The grocery retailers who assumed the leases are looking ahead several years and saw attractive assets in Earth Fare’s portfolio, he said.
The leases were for sites from 21K SF to 38K SF. A&G worked out termination agreements with landlords for sites in Gainesville, Ocala and Palm Beach Gardens, in Florida; Columbia and Rock Hill in South Carolina; Charlotte, North Carolina; Williamsburg, Virginia; Carmel, Indiana; and Portage, Michigan.
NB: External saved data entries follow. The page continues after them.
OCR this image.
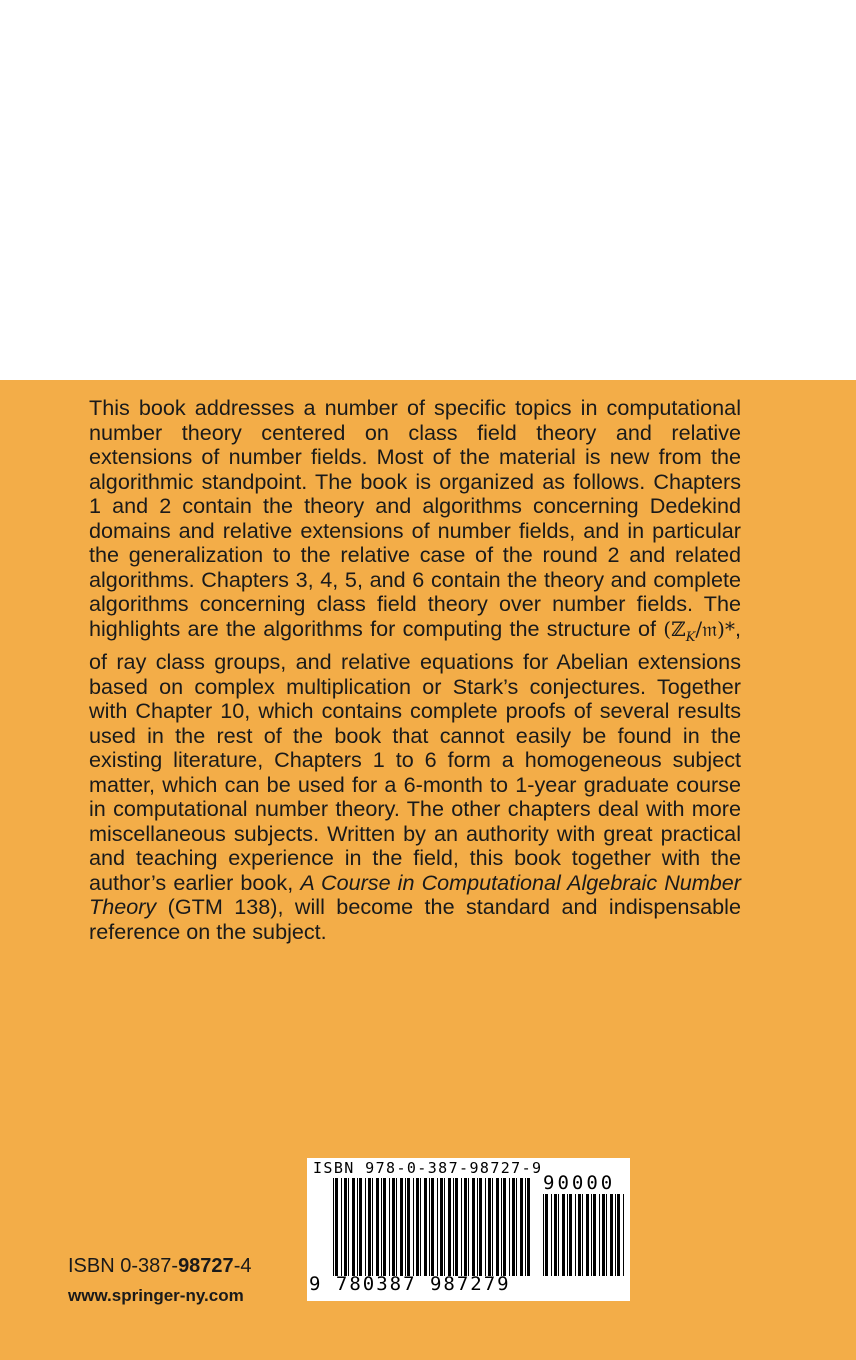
This book addresses a number of specific topics in computational number theory centered on class field theory and relative extensions of number fields. Most of the material is new from the algorithmic standpoint. The book is organized as follows. Chapters 1 and 2 contain the theory and algorithms concerning Dedekind domains and relative extensions of number fields, and in particular the generalization to the relative case of the round 2 and related algorithms. Chapters 3, 4, 5, and 6 contain the theory and complete algorithms concerning class field theory over number fields. The highlights are the algorithms for computing the structure of (ℤ$_K$/𝔪)*, of ray class groups, and relative equations for Abelian extensions based on complex multiplication or Stark’s conjectures. Together with Chapter 10, which contains complete proofs of several results used in the rest of the book that cannot easily be found in the existing literature, Chapters 1 to 6 form a homogeneous subject matter, which can be used for a 6-month to 1-year graduate course in computational number theory. The other chapters deal with more miscellaneous subjects. Written by an authority with great practical and teaching experience in the field, this book together with the author’s earlier book, A Course in Computational Algebraic Number Theory (GTM 138), will become the standard and indispensable reference on the subject.

ISBN 978-0-387-98727-9
90000
9 780387 987279
ISBN 0-387-98727-4
www.springer-ny.com
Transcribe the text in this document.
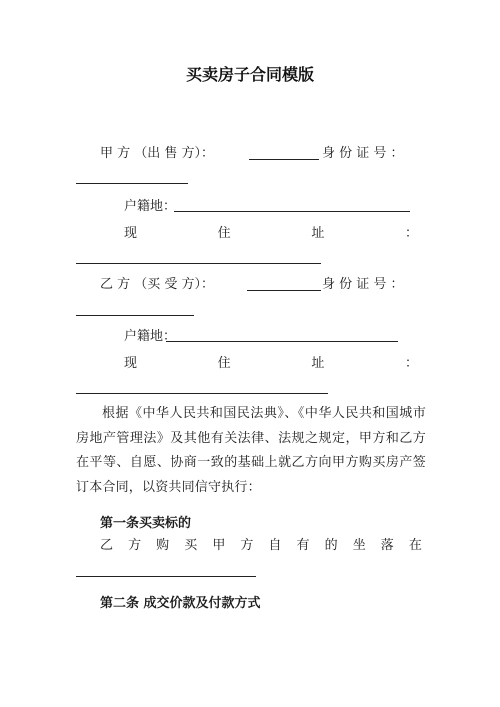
买卖房子合同模版
甲 方 （出 售 方）：	身 份 证 号 ：
户籍地：
现	住	址	：
乙 方 （买 受 方）：	身 份 证 号 ：
户籍地：
现	住	址	：
根据《中华人民共和国民法典》、《中华人民共和国城市房地产管理法》及其他有关法律、法规之规定，甲方和乙方在平等、自愿、协商一致的基础上就乙方向甲方购买房产签订本合同，以资共同信守执行：
第一条买卖标的
乙 方 购 买 甲 方 自 有 的 坐 落 在
第二条 成交价款及付款方式
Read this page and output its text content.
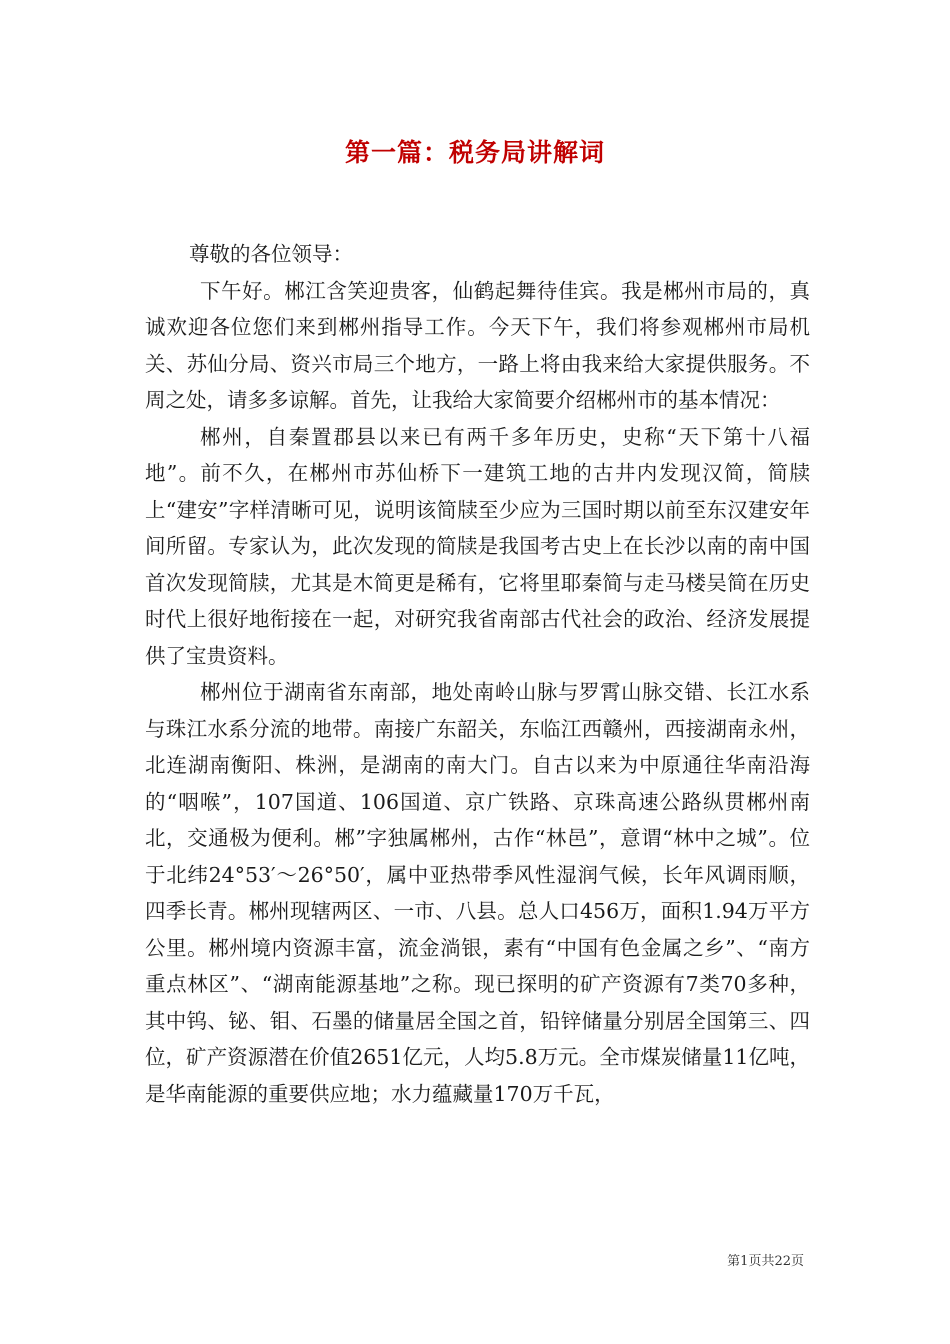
第一篇：税务局讲解词

尊敬的各位领导：

下午好。郴江含笑迎贵客，仙鹤起舞待佳宾。我是郴州市局的，真诚欢迎各位您们来到郴州指导工作。今天下午，我们将参观郴州市局机关、苏仙分局、资兴市局三个地方，一路上将由我来给大家提供服务。不周之处，请多多谅解。首先，让我给大家简要介绍郴州市的基本情况：

郴州，自秦置郡县以来已有两千多年历史，史称“天下第十八福地”。前不久，在郴州市苏仙桥下一建筑工地的古井内发现汉简，简牍上“建安”字样清晰可见，说明该简牍至少应为三国时期以前至东汉建安年间所留。专家认为，此次发现的简牍是我国考古史上在长沙以南的南中国首次发现简牍，尤其是木简更是稀有，它将里耶秦简与走马楼吴简在历史时代上很好地衔接在一起，对研究我省南部古代社会的政治、经济发展提供了宝贵资料。

郴州位于湖南省东南部，地处南岭山脉与罗霄山脉交错、长江水系与珠江水系分流的地带。南接广东韶关，东临江西赣州，西接湖南永州，北连湖南衡阳、株洲，是湖南的南大门。自古以来为中原通往华南沿海的“咽喉”，107国道、106国道、京广铁路、京珠高速公路纵贯郴州南北，交通极为便利。郴”字独属郴州，古作“林邑”，意谓“林中之城”。位于北纬24°53′～26°50′，属中亚热带季风性湿润气候，长年风调雨顺，四季长青。郴州现辖两区、一市、八县。总人口456万，面积1.94万平方公里。郴州境内资源丰富，流金淌银，素有“中国有色金属之乡”、“南方重点林区”、“湖南能源基地”之称。现已探明的矿产资源有7类70多种，其中钨、铋、钼、石墨的储量居全国之首，铅锌储量分别居全国第三、四位，矿产资源潜在价值2651亿元，人均5.8万元。全市煤炭储量11亿吨，是华南能源的重要供应地；水力蕴藏量170万千瓦，

第1页共22页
Earth Fare’s estate sold four Florida leases — in Boynton Beach, Jacksonville, Lakewood Ranch and Viera — to Southeastern Grocers’ Winn-Dixie chain. It also sold locations in South Asheville and Chattanooga to Whole Foods and one in Tallahassee to Aldi.
While the previous Earth Fare company will cease to exist, an investor group that includes several former Earth Fare executives bought leases for three locations — in Athens, Georgia, Asheville, North Carolina; and Roanoke, Virginia — and acquired Earth Fare’s trade name and intellectual property. The group intends to reopen its locations as Earth Fare stores.
“In an extraordinarily challenging environment for retail real estate, the results of this process were far better than we expected,” Goad said in a statement.